Our Global Fellows programme that brings leading researchers and scholars from across the world to St Andrews for short stays continues to go from strength to strength. We awarded ten Global Fellowships in 2021, including five Senior Global Fellows, to leading scholars from the University of British Columbia, Harvard, Bonn, and LMU Munich, amongst others.
Saints Abroad
Visit the the Global Partnerships website to find out more about our students' experiences studying abroad.
Entrepreneurial St Andrews
Our Entrepreneurship Centre at Eden Campus provides an innovative space to nurture entrepreneurial spirit in students and staff. With collaborative working and a pitch practice arena, we provide the practical skills for participants to explore the full entrepreneurial journey, turn their research and expertise into a societal benefit, and grow their ideas into successful and sustainable businesses.
In 2021 the centre ‘graduated’ its first cohort of 54 students from our eight-week FastStart programmes, which are practical training courses focussed on for-profit and social enterprise ideas, in addition to web development and cloud computing.
We enjoyed success in the Coverge Challenge, Scottish universities leading spinout competition. Two St Andrews spinouts, X-Genix (Chemistry) and Lightwater Sensors (Physics) were among the eight finalist. Professor Rebecca Goss also won the AccelerateHer Award for her work in X-Genix.
Initiatives such as the Vertically Integrated Projects (VIP) programme, the Summer Teams Enterprise Programme, the St Andrews Research Internship Scheme and Pecha Kucha events are designed to facilitate innovative and interdisciplinary research connections. Our work is already being recognised by the sector, with the Vertically Integrated Projects programme winning the 2021 Herald’s HE Award.
In collaboration with the Students’ Association, we awarded the Enterprising Mind of the Year Award to Deanna Coleman, who proposed the St Andrews Forest Initiative to offset student travel emissions.
The Entrepreneur Centre facilitated St Andrews Enterprise Week in October, organised in partnership with the Enterprise Committee and St Andrews Business Club, with a full schedule of entrepreneurs, industry experts and speakers.
Forward-looking St Andrews
Great universities never stand still. They anticipate, lead, speak truth to power, and are the engines of innovation and change.
As this Review is published, there is a war in Europe which directly affects some of our students and staff, the Covid pandemic is still with us, the climate crisis begs urgent and innovative responses, digital technology offers academia new opportunities and challenges, and major constitutional questions are being asked in this country and others.

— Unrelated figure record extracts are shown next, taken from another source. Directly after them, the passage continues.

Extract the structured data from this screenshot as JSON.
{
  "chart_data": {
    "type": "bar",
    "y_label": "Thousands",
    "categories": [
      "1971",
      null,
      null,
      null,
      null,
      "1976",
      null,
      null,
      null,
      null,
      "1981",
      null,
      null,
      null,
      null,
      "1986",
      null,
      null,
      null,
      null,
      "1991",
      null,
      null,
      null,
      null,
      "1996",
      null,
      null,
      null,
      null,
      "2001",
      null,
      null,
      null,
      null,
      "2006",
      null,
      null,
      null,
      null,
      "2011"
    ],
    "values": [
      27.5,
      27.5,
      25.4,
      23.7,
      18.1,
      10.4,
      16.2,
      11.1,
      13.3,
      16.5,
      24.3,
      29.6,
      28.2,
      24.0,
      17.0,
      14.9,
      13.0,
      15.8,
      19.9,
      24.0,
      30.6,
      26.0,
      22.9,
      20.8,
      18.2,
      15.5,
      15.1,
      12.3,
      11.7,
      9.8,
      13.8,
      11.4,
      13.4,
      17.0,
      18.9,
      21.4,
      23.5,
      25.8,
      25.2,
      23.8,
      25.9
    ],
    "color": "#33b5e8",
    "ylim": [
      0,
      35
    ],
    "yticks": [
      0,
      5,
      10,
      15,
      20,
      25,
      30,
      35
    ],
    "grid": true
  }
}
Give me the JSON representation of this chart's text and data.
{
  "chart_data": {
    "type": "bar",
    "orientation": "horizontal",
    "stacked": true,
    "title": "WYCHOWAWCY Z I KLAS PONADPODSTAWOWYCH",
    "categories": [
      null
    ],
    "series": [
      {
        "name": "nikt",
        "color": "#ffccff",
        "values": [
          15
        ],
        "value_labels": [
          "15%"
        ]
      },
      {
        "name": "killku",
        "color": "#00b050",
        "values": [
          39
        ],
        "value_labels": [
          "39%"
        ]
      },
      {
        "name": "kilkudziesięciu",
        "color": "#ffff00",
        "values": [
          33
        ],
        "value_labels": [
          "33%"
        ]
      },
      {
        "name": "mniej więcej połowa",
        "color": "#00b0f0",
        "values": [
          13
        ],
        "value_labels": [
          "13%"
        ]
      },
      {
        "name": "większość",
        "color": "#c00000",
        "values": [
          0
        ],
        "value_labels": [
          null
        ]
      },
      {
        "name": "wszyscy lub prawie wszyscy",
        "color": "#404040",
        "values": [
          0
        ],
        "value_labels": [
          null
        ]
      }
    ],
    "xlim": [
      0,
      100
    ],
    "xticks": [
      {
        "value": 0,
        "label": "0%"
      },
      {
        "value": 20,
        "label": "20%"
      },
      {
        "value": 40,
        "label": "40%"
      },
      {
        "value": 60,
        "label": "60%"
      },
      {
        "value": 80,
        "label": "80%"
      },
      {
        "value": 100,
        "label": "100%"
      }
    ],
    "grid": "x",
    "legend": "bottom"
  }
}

In 2022, we will bring forward a new University Strategy developing the World-leading, Diverse, Entrepreneurial and Socially Responsible themes of our existing strategy, and adding two others – Sustainable and Digital.

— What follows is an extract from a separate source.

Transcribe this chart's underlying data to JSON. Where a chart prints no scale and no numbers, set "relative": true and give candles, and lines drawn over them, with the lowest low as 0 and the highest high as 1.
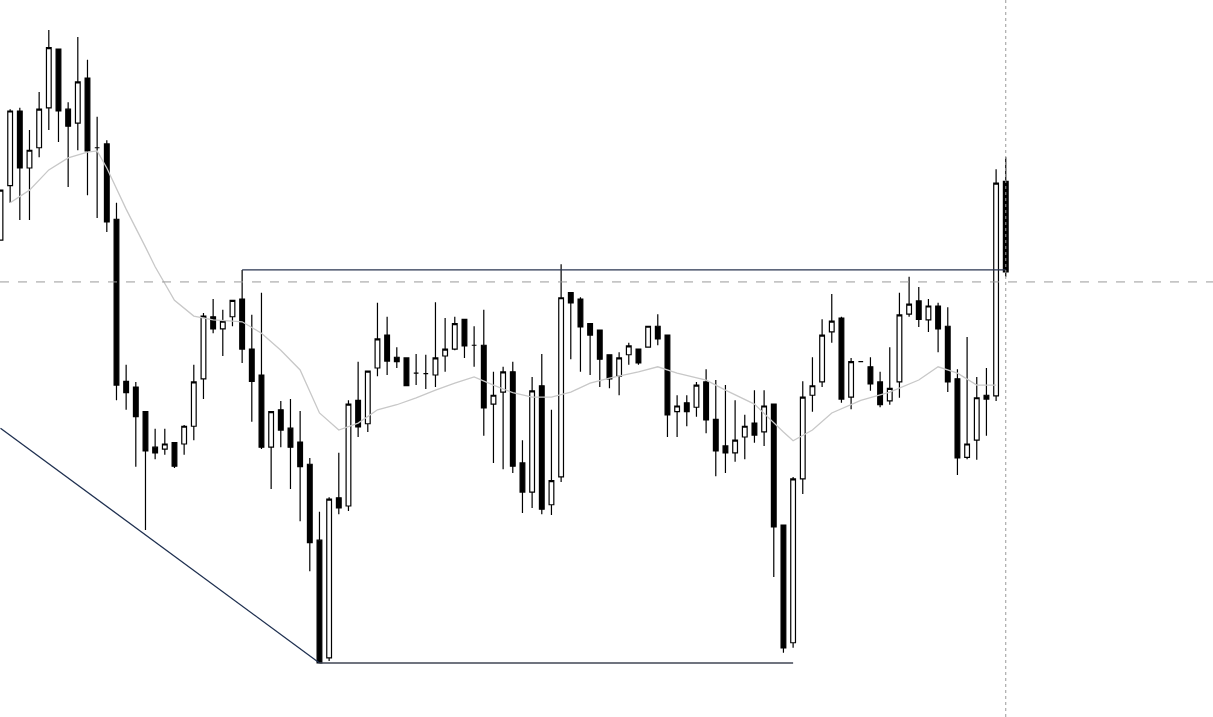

We will develop a roadmap demonstrating how we will achieve our ambitious goal to be net zero by 2035, finalise plans for an ambitious new fundraising campaign, and launch One St Andrews, an umbrella initiative to forge stronger links between the University, students and our local community, and to tackle the ignorance which can lead to intolerance.
We will stretch ourselves in a way we have long needed to be stretched by applying for Race Equality Charter Status and, under our Scotland’s Future initiative, we will support our staff and students to bring their intellects, ideas and voices to wider public discourse on the range of issues and opportunities which this country currently faces.
We will strive to maintain our pre-eminent position in university league tables, and continue to place people at the heart of our actions and choices. Our remarkable students and staff are the lifeblood of St Andrews, and our future relies on developing a University which allows them to use their talents to best effect.